Moayedi, who became chief executive in 1994, was credited with turning a small and unremarkable construction company into what became for a time the UK's largest construction group.

But Norris says that in his opinion the culture Moayedi created at Jarvis allowed problems to grow unnoticed by senior staff. "I think there was far too much of a culture which had developed in the mercurial, entrepreneurial Moayedi years," Norris says. "It is impossible to ignore the influence of Paris Moayedi on Jarvis right the way through to 2003, which was: `Don't bring me bad news, don't bring me problems, bring me solutions.' "

Norris's conclusion is that this resulted in "creditor stretch" - in plain language Jarvis was not paying its bills and contractors started to walk off-site.

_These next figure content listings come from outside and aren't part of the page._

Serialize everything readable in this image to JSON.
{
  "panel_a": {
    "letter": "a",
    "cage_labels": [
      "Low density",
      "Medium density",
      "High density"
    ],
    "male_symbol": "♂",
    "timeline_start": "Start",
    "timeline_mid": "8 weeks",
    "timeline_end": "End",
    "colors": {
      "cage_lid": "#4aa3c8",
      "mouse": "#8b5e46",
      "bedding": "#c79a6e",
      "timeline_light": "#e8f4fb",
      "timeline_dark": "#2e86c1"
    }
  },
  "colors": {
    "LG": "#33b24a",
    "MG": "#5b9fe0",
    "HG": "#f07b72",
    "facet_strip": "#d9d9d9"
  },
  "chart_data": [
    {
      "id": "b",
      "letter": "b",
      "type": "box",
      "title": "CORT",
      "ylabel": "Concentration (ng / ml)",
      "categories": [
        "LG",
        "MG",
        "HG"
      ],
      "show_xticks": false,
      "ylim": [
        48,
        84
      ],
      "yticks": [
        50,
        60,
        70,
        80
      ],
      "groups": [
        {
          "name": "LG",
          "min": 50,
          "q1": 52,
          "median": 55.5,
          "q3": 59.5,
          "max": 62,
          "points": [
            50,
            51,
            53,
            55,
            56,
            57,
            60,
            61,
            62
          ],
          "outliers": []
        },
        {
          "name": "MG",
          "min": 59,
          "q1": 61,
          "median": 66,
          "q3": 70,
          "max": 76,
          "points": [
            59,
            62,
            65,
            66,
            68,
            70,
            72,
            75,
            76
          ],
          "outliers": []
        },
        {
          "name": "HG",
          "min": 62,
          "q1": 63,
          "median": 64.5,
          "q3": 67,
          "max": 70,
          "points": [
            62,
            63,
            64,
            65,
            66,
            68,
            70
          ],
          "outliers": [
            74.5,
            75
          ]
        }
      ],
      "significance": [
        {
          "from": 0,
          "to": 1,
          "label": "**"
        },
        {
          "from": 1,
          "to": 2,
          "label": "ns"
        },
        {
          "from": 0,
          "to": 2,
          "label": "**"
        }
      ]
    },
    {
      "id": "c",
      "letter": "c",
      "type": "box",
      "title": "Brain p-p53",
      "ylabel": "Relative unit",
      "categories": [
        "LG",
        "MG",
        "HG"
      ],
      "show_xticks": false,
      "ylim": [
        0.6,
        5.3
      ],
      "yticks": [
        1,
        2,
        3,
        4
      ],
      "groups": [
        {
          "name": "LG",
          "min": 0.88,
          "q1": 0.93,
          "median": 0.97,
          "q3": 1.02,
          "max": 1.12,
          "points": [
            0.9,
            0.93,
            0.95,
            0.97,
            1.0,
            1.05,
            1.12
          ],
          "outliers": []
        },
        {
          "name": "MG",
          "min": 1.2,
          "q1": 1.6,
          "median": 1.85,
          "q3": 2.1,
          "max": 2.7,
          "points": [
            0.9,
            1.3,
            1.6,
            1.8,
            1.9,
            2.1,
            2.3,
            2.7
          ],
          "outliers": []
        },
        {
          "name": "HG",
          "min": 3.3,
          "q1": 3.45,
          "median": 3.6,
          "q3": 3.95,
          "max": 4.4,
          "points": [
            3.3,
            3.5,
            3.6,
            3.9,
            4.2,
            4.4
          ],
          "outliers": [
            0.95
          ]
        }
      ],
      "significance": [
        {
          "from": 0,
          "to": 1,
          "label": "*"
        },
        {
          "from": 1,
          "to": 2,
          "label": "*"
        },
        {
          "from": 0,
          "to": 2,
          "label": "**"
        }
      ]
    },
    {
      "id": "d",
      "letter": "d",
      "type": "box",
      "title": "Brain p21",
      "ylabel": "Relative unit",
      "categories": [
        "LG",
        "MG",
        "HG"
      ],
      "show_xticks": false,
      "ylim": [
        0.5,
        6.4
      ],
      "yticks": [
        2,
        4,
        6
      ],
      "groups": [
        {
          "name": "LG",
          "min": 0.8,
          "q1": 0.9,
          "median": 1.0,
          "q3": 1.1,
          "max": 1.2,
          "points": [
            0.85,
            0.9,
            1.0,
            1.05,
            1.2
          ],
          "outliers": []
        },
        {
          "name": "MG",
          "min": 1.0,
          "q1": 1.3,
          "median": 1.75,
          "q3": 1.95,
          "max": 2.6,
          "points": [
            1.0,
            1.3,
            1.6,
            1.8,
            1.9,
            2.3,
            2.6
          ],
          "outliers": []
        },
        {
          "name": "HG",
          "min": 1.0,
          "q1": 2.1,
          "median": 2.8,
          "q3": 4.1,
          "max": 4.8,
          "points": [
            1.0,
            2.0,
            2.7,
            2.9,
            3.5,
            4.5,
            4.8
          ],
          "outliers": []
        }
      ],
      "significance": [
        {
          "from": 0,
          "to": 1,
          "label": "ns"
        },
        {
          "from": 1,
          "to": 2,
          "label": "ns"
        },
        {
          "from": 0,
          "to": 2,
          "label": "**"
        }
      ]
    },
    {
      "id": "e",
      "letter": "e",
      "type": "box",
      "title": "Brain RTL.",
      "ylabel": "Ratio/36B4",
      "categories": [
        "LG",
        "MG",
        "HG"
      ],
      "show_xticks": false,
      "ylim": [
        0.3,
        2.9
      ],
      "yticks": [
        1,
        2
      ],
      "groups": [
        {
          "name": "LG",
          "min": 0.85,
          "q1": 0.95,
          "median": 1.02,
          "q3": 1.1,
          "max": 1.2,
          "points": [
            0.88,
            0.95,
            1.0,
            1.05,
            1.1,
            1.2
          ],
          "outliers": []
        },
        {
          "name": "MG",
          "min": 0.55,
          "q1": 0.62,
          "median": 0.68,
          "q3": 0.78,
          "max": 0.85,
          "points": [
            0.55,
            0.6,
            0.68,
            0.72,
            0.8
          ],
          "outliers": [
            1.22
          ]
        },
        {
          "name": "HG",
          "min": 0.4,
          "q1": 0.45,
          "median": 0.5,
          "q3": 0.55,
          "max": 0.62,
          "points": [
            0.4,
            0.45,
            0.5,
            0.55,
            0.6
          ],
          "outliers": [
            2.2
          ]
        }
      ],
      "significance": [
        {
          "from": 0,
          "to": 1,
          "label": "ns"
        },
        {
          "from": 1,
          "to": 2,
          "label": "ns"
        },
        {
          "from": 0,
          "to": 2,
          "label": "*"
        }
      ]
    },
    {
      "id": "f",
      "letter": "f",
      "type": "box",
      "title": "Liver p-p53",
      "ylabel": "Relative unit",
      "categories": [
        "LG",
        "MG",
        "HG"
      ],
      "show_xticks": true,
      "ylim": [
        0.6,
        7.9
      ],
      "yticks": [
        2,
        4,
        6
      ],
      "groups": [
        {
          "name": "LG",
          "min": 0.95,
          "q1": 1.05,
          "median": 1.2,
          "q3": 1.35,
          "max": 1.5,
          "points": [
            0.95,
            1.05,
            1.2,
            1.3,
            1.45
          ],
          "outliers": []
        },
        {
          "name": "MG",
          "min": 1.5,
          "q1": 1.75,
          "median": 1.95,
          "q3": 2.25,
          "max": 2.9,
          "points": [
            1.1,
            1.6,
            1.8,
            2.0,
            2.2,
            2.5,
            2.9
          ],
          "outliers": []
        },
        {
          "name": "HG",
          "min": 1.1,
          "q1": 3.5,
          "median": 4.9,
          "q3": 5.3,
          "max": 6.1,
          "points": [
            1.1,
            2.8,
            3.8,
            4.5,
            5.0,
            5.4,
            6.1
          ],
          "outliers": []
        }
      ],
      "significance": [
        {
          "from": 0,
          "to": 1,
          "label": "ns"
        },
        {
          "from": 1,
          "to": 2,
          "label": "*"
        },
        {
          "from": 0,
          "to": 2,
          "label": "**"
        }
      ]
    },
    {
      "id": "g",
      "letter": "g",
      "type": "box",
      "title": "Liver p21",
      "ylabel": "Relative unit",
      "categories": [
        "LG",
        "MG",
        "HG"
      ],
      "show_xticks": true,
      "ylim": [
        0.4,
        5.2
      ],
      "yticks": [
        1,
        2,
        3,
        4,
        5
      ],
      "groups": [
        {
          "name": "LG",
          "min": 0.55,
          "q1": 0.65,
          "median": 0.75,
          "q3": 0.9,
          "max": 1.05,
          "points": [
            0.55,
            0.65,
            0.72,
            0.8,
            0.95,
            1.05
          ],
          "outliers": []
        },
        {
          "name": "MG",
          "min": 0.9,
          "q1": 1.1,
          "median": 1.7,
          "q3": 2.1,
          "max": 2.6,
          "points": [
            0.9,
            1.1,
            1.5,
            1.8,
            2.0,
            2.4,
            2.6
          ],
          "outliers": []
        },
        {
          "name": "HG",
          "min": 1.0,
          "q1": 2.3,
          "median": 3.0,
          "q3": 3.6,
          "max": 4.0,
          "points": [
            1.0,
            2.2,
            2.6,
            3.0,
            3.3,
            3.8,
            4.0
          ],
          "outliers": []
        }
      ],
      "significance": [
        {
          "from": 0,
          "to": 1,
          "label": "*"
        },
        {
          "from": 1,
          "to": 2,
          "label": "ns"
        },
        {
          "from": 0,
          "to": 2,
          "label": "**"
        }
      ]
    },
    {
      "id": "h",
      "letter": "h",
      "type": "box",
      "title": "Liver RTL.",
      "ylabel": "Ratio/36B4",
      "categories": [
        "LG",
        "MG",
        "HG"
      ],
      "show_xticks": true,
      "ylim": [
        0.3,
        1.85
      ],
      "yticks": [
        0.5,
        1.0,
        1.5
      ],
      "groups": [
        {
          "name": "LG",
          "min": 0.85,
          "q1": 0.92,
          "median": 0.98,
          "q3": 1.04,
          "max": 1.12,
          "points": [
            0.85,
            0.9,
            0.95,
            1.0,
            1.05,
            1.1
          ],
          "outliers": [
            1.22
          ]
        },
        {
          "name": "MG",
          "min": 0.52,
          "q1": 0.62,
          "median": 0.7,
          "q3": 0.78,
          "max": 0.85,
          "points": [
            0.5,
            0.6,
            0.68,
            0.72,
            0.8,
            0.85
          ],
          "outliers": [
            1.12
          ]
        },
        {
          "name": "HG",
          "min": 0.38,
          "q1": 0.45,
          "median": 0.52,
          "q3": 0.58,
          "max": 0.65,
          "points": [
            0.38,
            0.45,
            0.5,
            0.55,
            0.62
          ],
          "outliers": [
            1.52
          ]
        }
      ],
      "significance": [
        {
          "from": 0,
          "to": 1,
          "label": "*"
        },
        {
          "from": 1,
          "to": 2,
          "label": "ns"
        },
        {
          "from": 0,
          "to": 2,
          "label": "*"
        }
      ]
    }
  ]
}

"When we started to say to managers 'Please don't tell me what you think I want to hear, tell me what the exact position is', it became plain that we were effectively running out of cash and that unless we had some emergency cash in the business we would have to declare the company insolvent."

Norris says this was when the hard work really started.

"That was March 2004 and from very shortly after our first profits warning in February I was involved with the banks in putting together the standstill arrangements and the extension of new money to the company which was vitally necessary."

So does Norris have any regrets? "I've been very hands on," he says. "There have been periods of time when the description 'non-executive' has been frankly laughable, as was the equally inappropriate description 'part time'. It has been intense but I've enjoyed it."